Section 4: Fourth Rhetorical Question Summary

Get out the microscope, because we’re going through this poem line-by-line.

Line 12

Was there another Troy for her to burn?

  • The poem ends on this simple and pithy question, which is like the punch line after an elaborate setup.
  • Considering that the title of the poem is "No Second Troy," we were wondering when the ancient city of Troy was going to make its big entrance. Yeats creates suspense by delaying this until the last line.
  • The mention of Troy ties together the little hints about how Maud Gonne is like a character from an ancient Greek epic.

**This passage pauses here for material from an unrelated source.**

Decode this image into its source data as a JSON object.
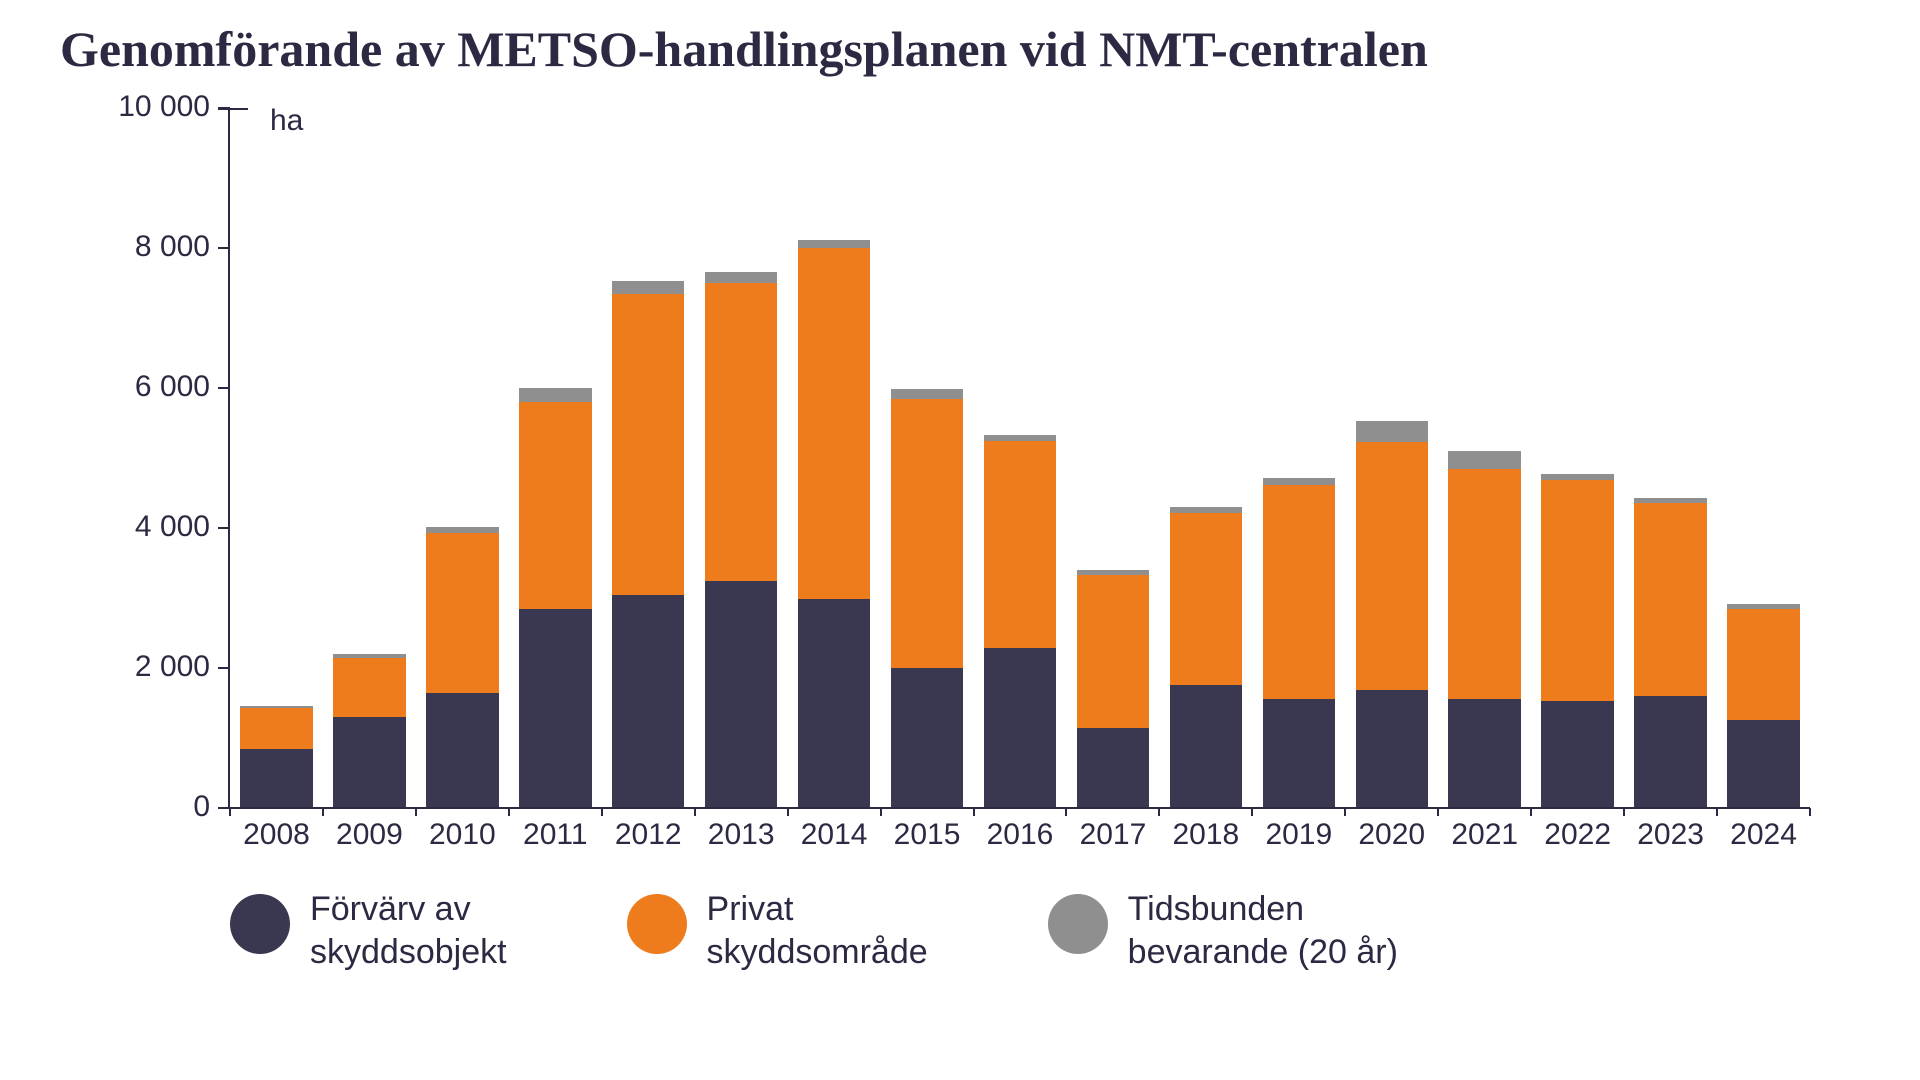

In this line, he compares her directly to the famous Helen of Troy.
  • Helen of Troy was considered the most beautiful woman in ancient Greece, maybe even the most beautiful woman of all time.
  • Helen was also seen as being responsible for the Trojan War when she ran off with the Trojan Prince Paris, abandoning her husband King Menelaus, who became very, very angry.
  • Helen's was "the face that launched a thousand ships." She was viewed from then on, rightly or wrongly, as a beautiful troublemaker.
  • At the end of the war, Troy is burned to the ground and lots of people die.
  • The speaker is saying that, if there had been another Troy for Maud to burn, she would have burned it. But since there wasn't, she had to go around making trouble for lovesick poets and stirring up violent protests against the British.
  • He compares the magnitude of the problems Gonne created to the destruction of an entire city. Sucker-punch!
  • And that, ladies and gentleman, is how to spurn a former lover.